Alzheimer's disease (AD) is a devastating disorder that causes relentlessly progressive loss of memory and cognition. AD affects 5.4 million people in the United States and its cost to society is estimated at $180 billion annually. Current treatment options offer some symptomatic benefit, but do not alter the course of this disorder. Thus, there is a great interest in uncovering novel genetic AD-risk loci that can potentially lead to new drug treatment targets as well as identify individuals at early risk for AD for such future drug studies. Several genome-wide association studies (GWAS) of AD have been conducted to search for risk loci, with many such studies collecting a broad range of phenotypic, transcriptomic, and proteomic data both to enhance gene detection as well as gain molecular insight into mapped genes. However, existing well-powered GWAS have had limited success in identifying such risk loci. Here, we propose novel quantitative tools to improve the performance of gene mapping for AD that leverages two important observations from the multitude of GWAS analyses of AD performed to date. First, the genetic origins for AD involve potentially thousands (or even tens of thousands) of trait loci. Second, family-based estimates of heritability for AD tend to be ~50% greater than heritability estimated from GWAS SNP data. While larger GWAS samples may fill this heritability gap, we argue a substantial portion of genetic variance for AD is likely due to non-additive effects that include higher order interactions. Combining existing knowledge that a large number of loci affect AD with the concept that a substantial portion of genetic variance in AD liability is due to higher-order interactions, we propose novel quantitative tools to improve our understanding of the genetic basis of this debilitating disorder. We will explore plausible quantitative-genetics models of the non-additive contributions to genetic variance as well as create novel tests for detecting interactions that jointly analyze multiple AD-related phenotypes together for improved performance.
In Aim 1, we will explore plausible genetic models that have potential to yield significant differences in AD heritability estimates between family-based and GWAS approaches due to higher-order interactions (Aim 1a) and then, under such models, develop a multi-phenotype LD score regression that allows for testing such interactions in GWAS data (Aim 1b).
In Aim 2, we propose novel tools for gene mapping in GWAS that leverage multiple AD-related phenotypes to identify specific SNPs across the genome that interact with other (latent) factors to help explain higher-order interaction effects (Aim 2a). We further will scan for stereotypical outcomes of those interactions on related phenotypes, including studying correlated changes in gene or protein expression within the brain as a function of disease status or other variables of interest (Aim 2b). Upon creating and validating these quantitative tools, we will apply them to various GWAS studies of Alzheimer's disease possessing SNP, transcriptomic, and proteomic data to identify and validate novel AD risk loci and further implement these tools in user-friendly software for public use in other disorders (Aim 3).

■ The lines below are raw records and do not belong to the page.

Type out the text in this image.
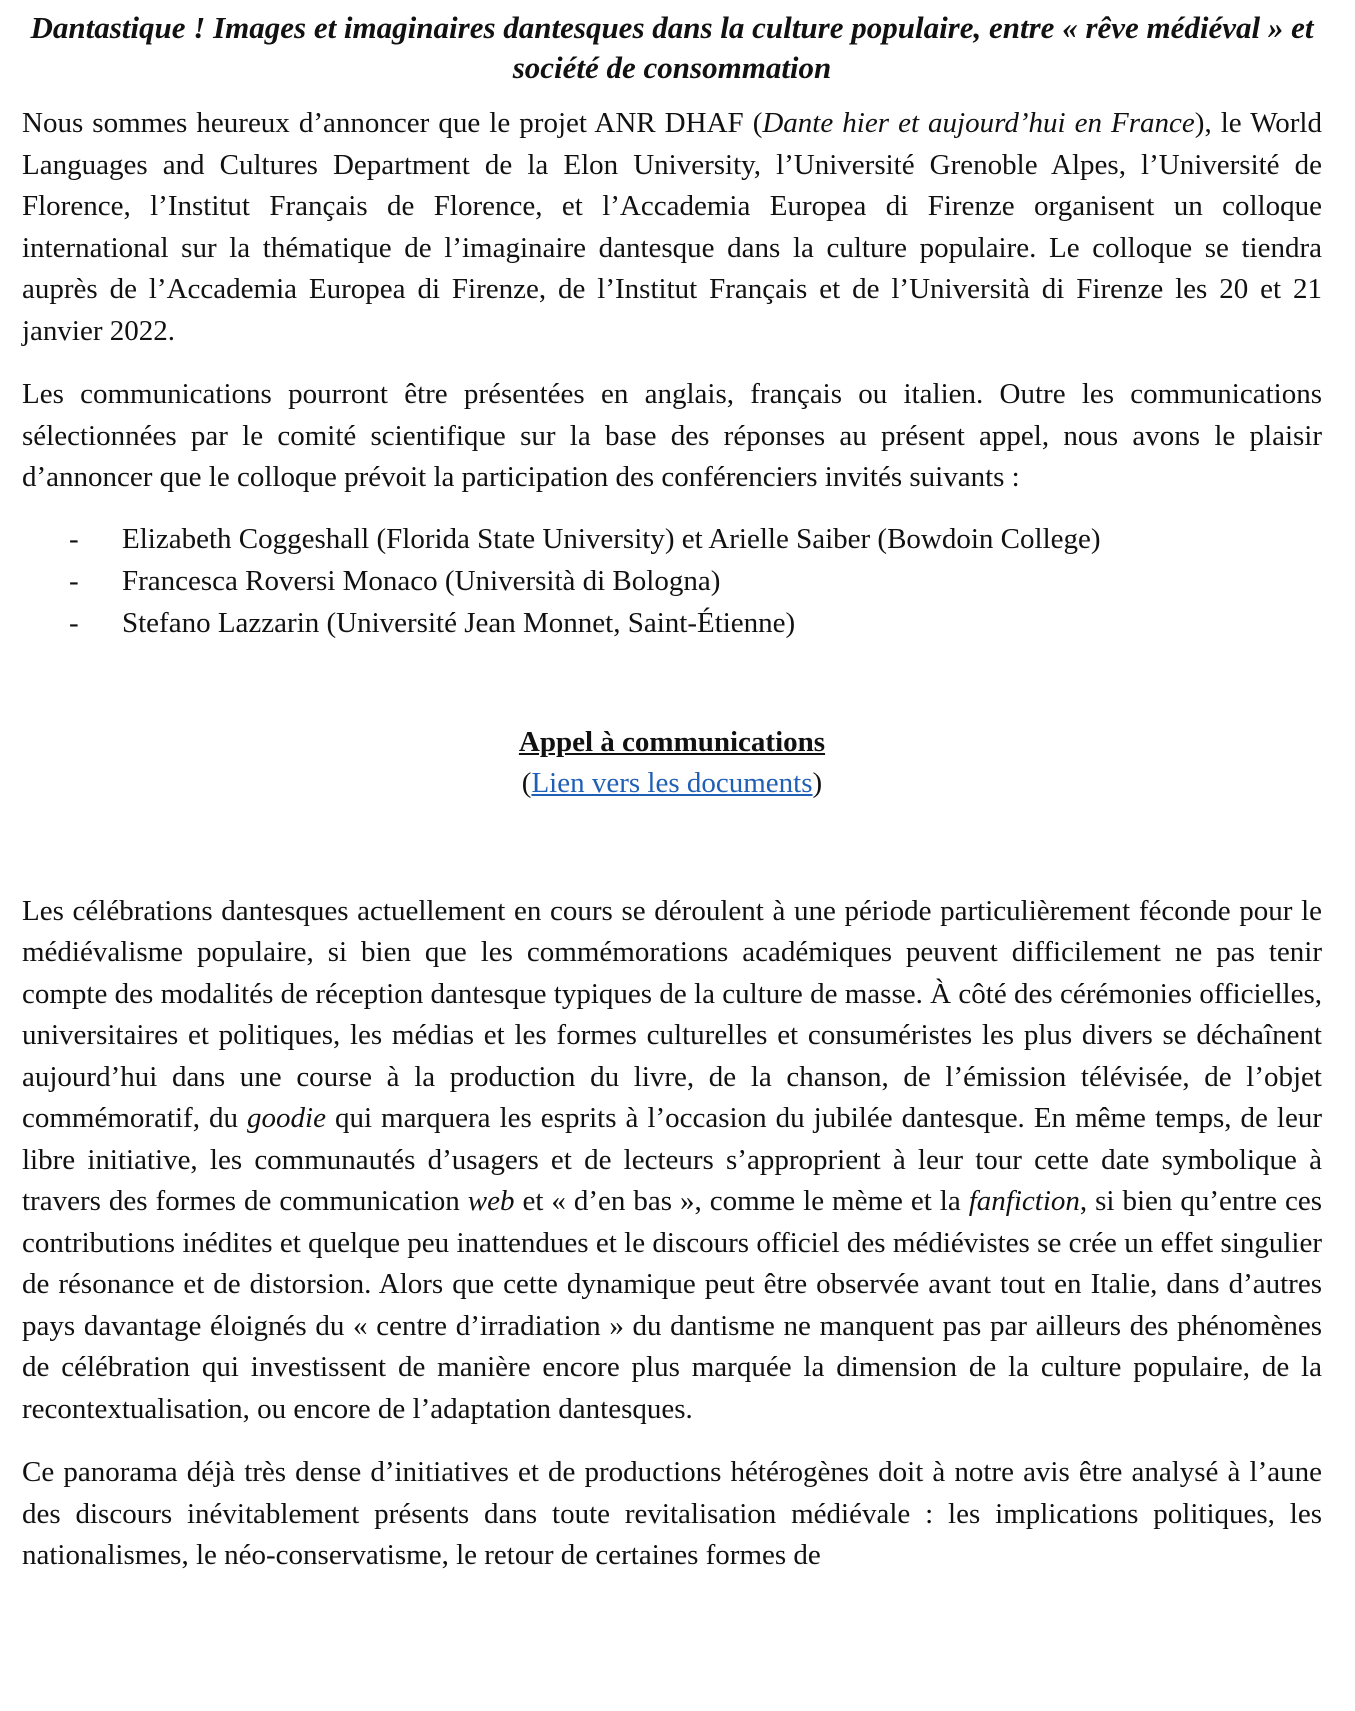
Dantastique ! Images et imaginaires dantesques dans la culture populaire, entre « rêve médiéval » et société de consommation

Nous sommes heureux d’annoncer que le projet ANR DHAF (Dante hier et aujourd’hui en France), le World Languages and Cultures Department de la Elon University, l’Université Grenoble Alpes, l’Université de Florence, l’Institut Français de Florence, et l’Accademia Europea di Firenze organisent un colloque international sur la thématique de l’imaginaire dantesque dans la culture populaire. Le colloque se tiendra auprès de l’Accademia Europea di Firenze, de l’Institut Français et de l’Università di Firenze les 20 et 21 janvier 2022.

Les communications pourront être présentées en anglais, français ou italien. Outre les communications sélectionnées par le comité scientifique sur la base des réponses au présent appel, nous avons le plaisir d’annoncer que le colloque prévoit la participation des conférenciers invités suivants :

- Elizabeth Coggeshall (Florida State University) et Arielle Saiber (Bowdoin College)
- Francesca Roversi Monaco (Università di Bologna)
- Stefano Lazzarin (Université Jean Monnet, Saint-Étienne)
Appel à communications
(Lien vers les documents)

Les célébrations dantesques actuellement en cours se déroulent à une période particulièrement féconde pour le médiévalisme populaire, si bien que les commémorations académiques peuvent difficilement ne pas tenir compte des modalités de réception dantesque typiques de la culture de masse. À côté des cérémonies officielles, universitaires et politiques, les médias et les formes culturelles et consuméristes les plus divers se déchaînent aujourd’hui dans une course à la production du livre, de la chanson, de l’émission télévisée, de l’objet commémoratif, du goodie qui marquera les esprits à l’occasion du jubilée dantesque. En même temps, de leur libre initiative, les communautés d’usagers et de lecteurs s’approprient à leur tour cette date symbolique à travers des formes de communication web et « d’en bas », comme le mème et la fanfiction, si bien qu’entre ces contributions inédites et quelque peu inattendues et le discours officiel des médiévistes se crée un effet singulier de résonance et de distorsion. Alors que cette dynamique peut être observée avant tout en Italie, dans d’autres pays davantage éloignés du « centre d’irradiation » du dantisme ne manquent pas par ailleurs des phénomènes de célébration qui investissent de manière encore plus marquée la dimension de la culture populaire, de la recontextualisation, ou encore de l’adaptation dantesques.

Ce panorama déjà très dense d’initiatives et de productions hétérogènes doit à notre avis être analysé à l’aune des discours inévitablement présents dans toute revitalisation médiévale : les implications politiques, les nationalismes, le néo-conservatisme, le retour de certaines formes de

This project will develop novel quantitative models and tools for studying interaction effects among genetic variables within genomewide association studies of Alzheimer's disease (AD) that possess SNP, transcriptomic, and proteomic data. Using these models, we hope to discover novel risk loci for AD that could improve our knowledge of the genetic underpinnings of this disease and further provide valuable insight for novel drug treatment targets. We will also create and distribute public software implementing these tools to enable their wide application to a variety of other genetic studies of complex disorders.